Another index of attention, %omissions, which is typically higher in NK1R−/− mice when tested in the 5-CSRTT, did not differ in the test session (NI-1) of this 5C-CPT (c.f., [12], [15]). This is possibly because of the animals' previous experience of the VITI, during training, ([see: [38]]) and/or the shorter stimulus latencies in this 5C-CPT, which will diminish the likelihood of an omission error. A third aspect of attention, the sensitivity index (an index of ‘vigilance’), was higher in NK1R−/− mice but this can be attributed to the lower incidence of false alarms.

Evidently, different measures of ‘attention’ are affected by a lack of functional NK1R in different ways in both the 5-CSRTT and the 5C-CPT. These disparities could give important clues to the role of NK1R on each of these aspects of attention.

Perseveration

Perseveration by NK1R−/− mice was higher than wildtypes throughout the procedure, as in most of our 5-CSRTT studies [15], [38], [64], [65]; but see [11], [12]. It is unlikely that the increased perseveration of NK1R−/− mice is explained by a higher rate of non-specific motor responses because their hit rate did not differ from wildtypes. Also, there was no genotype difference in the responsivity index, during either training or the test session, as has been reported for ADHD patients [66], also, albeit not consistently (e.g. [47]).

Isolation-reared rats similarly express increased perseveration in the 5-CSRTT and this was interpreted as reflecting cognitive inflexibility [67]. Some ADHD patients also express this behaviour in the Wisconsin Card Sorting Test [68] and Continuous Performance Tests [66] (e.g. [66]).

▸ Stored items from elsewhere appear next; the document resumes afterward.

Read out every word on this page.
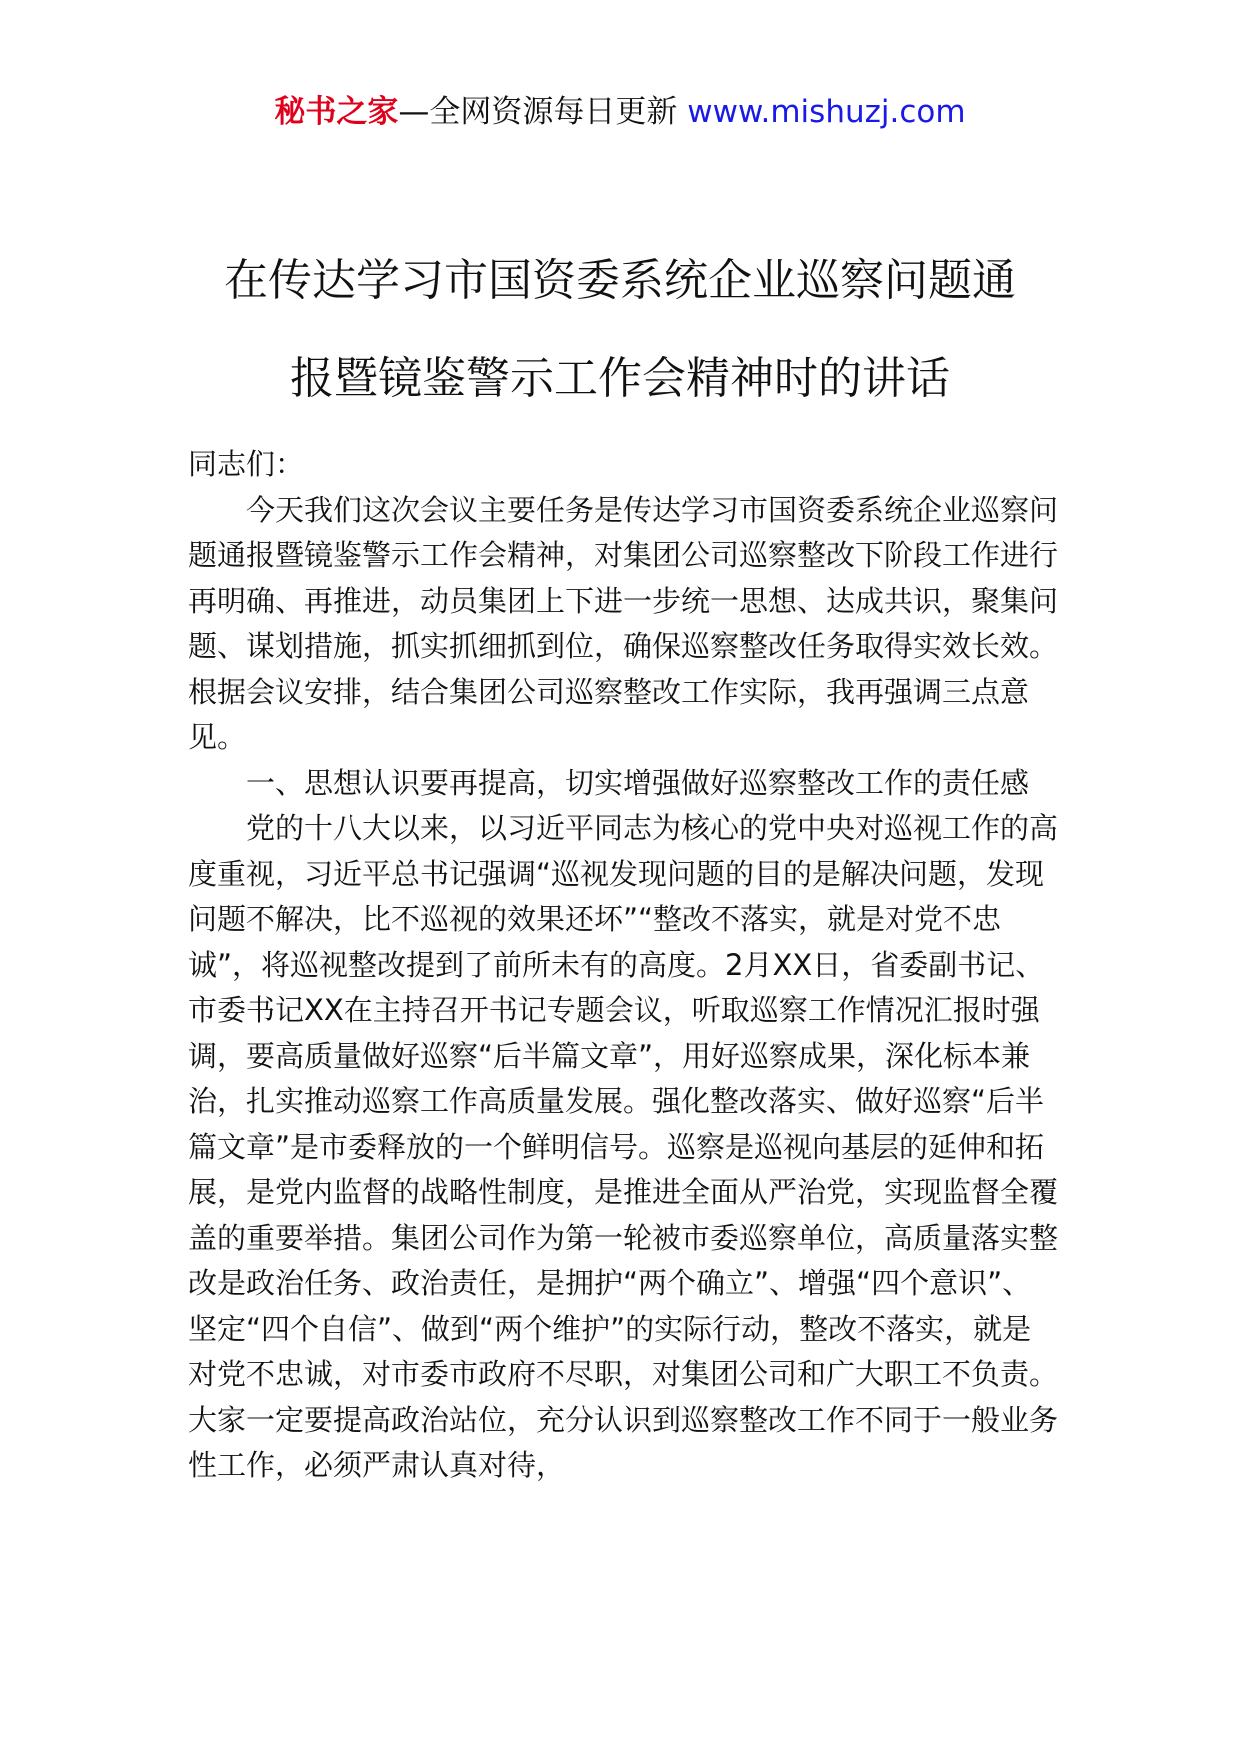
秘书之家—全网资源每日更新 www.mishuzj.com
在传达学习市国资委系统企业巡察问题通
报暨镜鉴警示工作会精神时的讲话

同志们：

今天我们这次会议主要任务是传达学习市国资委系统企业巡察问题通报暨镜鉴警示工作会精神，对集团公司巡察整改下阶段工作进行再明确、再推进，动员集团上下进一步统一思想、达成共识，聚集问题、谋划措施，抓实抓细抓到位，确保巡察整改任务取得实效长效。根据会议安排，结合集团公司巡察整改工作实际，我再强调三点意见。

一、思想认识要再提高，切实增强做好巡察整改工作的责任感

党的十八大以来，以习近平同志为核心的党中央对巡视工作的高度重视，习近平总书记强调“巡视发现问题的目的是解决问题，发现问题不解决，比不巡视的效果还坏”“整改不落实，就是对党不忠诚”，将巡视整改提到了前所未有的高度。2月XX日，省委副书记、市委书记XX在主持召开书记专题会议，听取巡察工作情况汇报时强调，要高质量做好巡察“后半篇文章”，用好巡察成果，深化标本兼治，扎实推动巡察工作高质量发展。强化整改落实、做好巡察“后半篇文章”是市委释放的一个鲜明信号。巡察是巡视向基层的延伸和拓展，是党内监督的战略性制度，是推进全面从严治党，实现监督全覆盖的重要举措。集团公司作为第一轮被市委巡察单位，高质量落实整改是政治任务、政治责任，是拥护“两个确立”、增强“四个意识”、坚定“四个自信”、做到“两个维护”的实际行动，整改不落实，就是对党不忠诚，对市委市政府不尽职，对集团公司和广大职工不负责。大家一定要提高政治站位，充分认识到巡察整改工作不同于一般业务性工作，必须严肃认真对待，
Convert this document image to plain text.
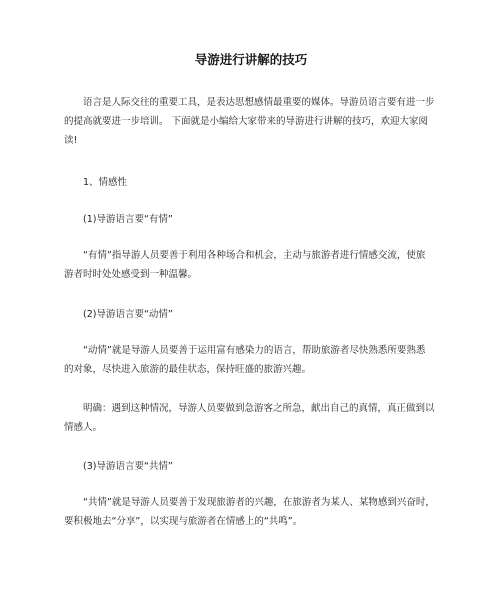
导游进行讲解的技巧
语言是人际交往的重要工具，是表达思想感情最重要的媒体。导游员语言要有进一步
的提高就要进一步培训。 下面就是小编给大家带来的导游进行讲解的技巧，欢迎大家阅
读!
1、情感性
(1)导游语言要“有情”
“有情”指导游人员要善于利用各种场合和机会，主动与旅游者进行情感交流，使旅
游者时时处处感受到一种温馨。
(2)导游语言要“动情”
“动情”就是导游人员要善于运用富有感染力的语言，帮助旅游者尽快熟悉所要熟悉
的对象，尽快进入旅游的最佳状态，保持旺盛的旅游兴趣。
明确：遇到这种情况，导游人员要做到急游客之所急，献出自己的真情，真正做到以
情感人。
(3)导游语言要“共情”
“共情”就是导游人员要善于发现旅游者的兴趣，在旅游者为某人、某物感到兴奋时，
要积极地去“分享”，以实现与旅游者在情感上的“共鸣”。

In ADHD, perseveration is thought to reflect repetitive (compulsive) ‘checking’ to compensate for their attention deficit [69], [70]. Testing NK1R−/− mice in cross-species cognitive flexibility-specific tasks (e.g. [71], [72]) would help to interpret this element of the NK1R−/− mouse behavioural phenotype.

Summary

NK1R−/− mice did not exhibit excessive false alarms, compared with wildtypes (response disinhibition) but, as in the 5-CSRTT, they exhibited more perseverative responses throughout the 5C-CPT. These results suggest that a subgroup of ADHD patients with polymorphism of the TACR1 gene (the human equivalent of Nk1r) might similarly express more perseveration, but not false alarms, in Continuous Performance Tests. Furthermore, our findings point to certain procedural parameters, especially the latency and predictability of the light cue, that could be crucial for distinguishing the behavioural phenotypes of NK1R−/− mice and their wildtypes and, possibly, the characterisation of ADHD patients with polymorphism of the TACR1 gene.